E forse, anche per questo, ha scelto per definire il tempo che lo vedrà alla guida degli USA, il verbo “guarire”. Una parola con molte sfumature che, nella nostra lingua, ha origine  germanica. Deriva infatti da warjan che significa metter al riparo, proteggere.

Joe Biden si è presentato così come l’uomo che intende ricucire gli strappi, proteggere gli americani, metterli al riparo sotto la bandiera stelle e strisce. Un approccio ben differente da chi per anni ha cercato di dividere, di individuare nemici, di cercare e creare capri espiatori, di contrapporre.

Insomma un nuovo inizio che fa ben sperare.
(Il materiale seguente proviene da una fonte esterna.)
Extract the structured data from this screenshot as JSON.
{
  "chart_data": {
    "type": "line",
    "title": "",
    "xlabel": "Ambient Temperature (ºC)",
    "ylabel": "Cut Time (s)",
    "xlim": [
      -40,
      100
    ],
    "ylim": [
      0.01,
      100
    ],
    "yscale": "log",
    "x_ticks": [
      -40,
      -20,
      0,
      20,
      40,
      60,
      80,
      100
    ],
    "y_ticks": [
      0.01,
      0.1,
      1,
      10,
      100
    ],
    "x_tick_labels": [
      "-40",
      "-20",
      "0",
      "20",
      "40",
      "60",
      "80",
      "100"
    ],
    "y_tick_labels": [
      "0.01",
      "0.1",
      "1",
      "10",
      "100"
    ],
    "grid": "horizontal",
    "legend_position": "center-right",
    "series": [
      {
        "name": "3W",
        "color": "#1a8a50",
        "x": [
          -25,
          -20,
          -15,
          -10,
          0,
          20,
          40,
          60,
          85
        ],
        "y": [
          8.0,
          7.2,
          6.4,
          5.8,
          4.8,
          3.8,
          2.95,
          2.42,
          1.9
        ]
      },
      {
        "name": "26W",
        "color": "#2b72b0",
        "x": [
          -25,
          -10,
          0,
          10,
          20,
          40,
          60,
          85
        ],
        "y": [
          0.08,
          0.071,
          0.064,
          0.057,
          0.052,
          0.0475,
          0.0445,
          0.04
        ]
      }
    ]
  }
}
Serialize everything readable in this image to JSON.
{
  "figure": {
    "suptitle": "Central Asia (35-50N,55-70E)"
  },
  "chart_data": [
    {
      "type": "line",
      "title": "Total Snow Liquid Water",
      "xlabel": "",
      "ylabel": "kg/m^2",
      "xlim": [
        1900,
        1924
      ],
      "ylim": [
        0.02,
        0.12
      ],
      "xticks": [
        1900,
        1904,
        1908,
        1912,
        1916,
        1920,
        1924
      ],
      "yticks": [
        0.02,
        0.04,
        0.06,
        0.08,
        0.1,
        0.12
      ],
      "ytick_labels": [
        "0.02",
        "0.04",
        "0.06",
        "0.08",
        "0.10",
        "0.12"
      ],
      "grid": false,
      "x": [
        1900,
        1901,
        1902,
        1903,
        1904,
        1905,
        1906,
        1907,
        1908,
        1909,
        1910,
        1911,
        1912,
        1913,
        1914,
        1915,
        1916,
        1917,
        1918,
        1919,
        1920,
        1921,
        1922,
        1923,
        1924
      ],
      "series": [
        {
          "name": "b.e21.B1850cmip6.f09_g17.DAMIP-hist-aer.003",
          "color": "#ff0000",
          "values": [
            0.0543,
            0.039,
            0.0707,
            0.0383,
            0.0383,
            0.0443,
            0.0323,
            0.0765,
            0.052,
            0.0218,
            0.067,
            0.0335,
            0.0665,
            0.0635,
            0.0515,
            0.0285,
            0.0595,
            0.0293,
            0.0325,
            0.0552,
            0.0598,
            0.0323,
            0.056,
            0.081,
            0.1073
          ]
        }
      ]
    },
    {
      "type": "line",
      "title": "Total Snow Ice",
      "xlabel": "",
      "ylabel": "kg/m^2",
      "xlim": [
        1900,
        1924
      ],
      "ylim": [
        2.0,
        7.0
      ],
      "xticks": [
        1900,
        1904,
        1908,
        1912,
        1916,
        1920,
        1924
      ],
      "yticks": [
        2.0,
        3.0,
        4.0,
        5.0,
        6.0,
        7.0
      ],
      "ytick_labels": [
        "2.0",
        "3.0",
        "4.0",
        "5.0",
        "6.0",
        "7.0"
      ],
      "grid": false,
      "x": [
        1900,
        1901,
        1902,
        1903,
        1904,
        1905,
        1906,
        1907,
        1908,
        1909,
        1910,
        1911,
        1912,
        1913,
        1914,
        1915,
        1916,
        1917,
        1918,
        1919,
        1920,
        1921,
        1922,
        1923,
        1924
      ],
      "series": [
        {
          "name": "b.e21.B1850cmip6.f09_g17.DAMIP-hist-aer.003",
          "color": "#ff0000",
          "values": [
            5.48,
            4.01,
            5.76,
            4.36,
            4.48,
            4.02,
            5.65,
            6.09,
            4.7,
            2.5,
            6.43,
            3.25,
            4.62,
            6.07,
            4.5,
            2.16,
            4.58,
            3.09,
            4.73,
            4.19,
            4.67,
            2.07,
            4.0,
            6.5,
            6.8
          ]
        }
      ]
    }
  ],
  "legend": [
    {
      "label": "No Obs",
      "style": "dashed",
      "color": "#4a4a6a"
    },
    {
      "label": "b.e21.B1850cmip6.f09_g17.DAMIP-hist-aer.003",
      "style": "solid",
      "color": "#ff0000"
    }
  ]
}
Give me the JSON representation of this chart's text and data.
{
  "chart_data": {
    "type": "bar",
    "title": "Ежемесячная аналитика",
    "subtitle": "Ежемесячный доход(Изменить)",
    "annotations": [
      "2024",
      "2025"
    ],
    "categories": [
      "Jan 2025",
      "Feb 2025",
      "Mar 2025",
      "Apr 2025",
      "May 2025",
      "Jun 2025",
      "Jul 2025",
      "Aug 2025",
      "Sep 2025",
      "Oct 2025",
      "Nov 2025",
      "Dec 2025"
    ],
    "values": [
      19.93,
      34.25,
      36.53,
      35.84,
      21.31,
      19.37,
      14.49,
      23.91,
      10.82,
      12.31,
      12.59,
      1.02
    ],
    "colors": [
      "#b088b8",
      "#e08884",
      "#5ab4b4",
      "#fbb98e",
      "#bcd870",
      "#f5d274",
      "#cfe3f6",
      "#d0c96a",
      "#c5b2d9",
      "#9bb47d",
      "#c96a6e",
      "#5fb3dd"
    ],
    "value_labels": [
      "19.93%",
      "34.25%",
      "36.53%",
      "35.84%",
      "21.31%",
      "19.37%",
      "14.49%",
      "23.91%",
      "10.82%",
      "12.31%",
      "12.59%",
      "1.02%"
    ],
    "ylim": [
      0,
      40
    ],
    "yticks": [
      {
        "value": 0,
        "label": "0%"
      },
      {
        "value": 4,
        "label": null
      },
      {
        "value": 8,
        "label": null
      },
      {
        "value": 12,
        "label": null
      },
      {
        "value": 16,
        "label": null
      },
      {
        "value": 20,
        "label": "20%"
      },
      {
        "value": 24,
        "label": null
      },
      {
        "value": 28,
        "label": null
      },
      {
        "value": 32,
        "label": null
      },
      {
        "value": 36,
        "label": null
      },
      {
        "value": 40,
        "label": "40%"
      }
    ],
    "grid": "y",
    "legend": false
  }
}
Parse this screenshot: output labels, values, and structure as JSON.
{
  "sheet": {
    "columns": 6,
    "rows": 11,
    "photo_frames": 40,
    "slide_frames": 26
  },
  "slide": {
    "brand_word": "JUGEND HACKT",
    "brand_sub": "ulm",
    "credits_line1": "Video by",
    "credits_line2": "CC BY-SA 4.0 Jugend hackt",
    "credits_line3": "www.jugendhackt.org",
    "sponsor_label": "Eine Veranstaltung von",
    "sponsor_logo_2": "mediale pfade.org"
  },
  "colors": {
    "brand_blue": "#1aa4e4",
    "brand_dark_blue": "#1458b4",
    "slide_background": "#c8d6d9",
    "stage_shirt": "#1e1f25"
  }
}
Il periodo di Trump e dei suoi emuli, anche italiani, è finito. L’America cambia decisamente marcia. Punterà sul lavoro, sull’aumento del salario minimo, sulla lotta ambientalista per contrastare il cambiamento climatico, sulla tutela dei diritti delle persone. Sarà più unita e collaborativa anche nei confronti dell’Europa. Un’inversione di tendenza che sono sicura avrà buoni effetti anche sul resto del pianeta.

Non rimane allora che augurare buon lavoro a Joe Biden e alla sua squadra. Good Luck, Mr. President!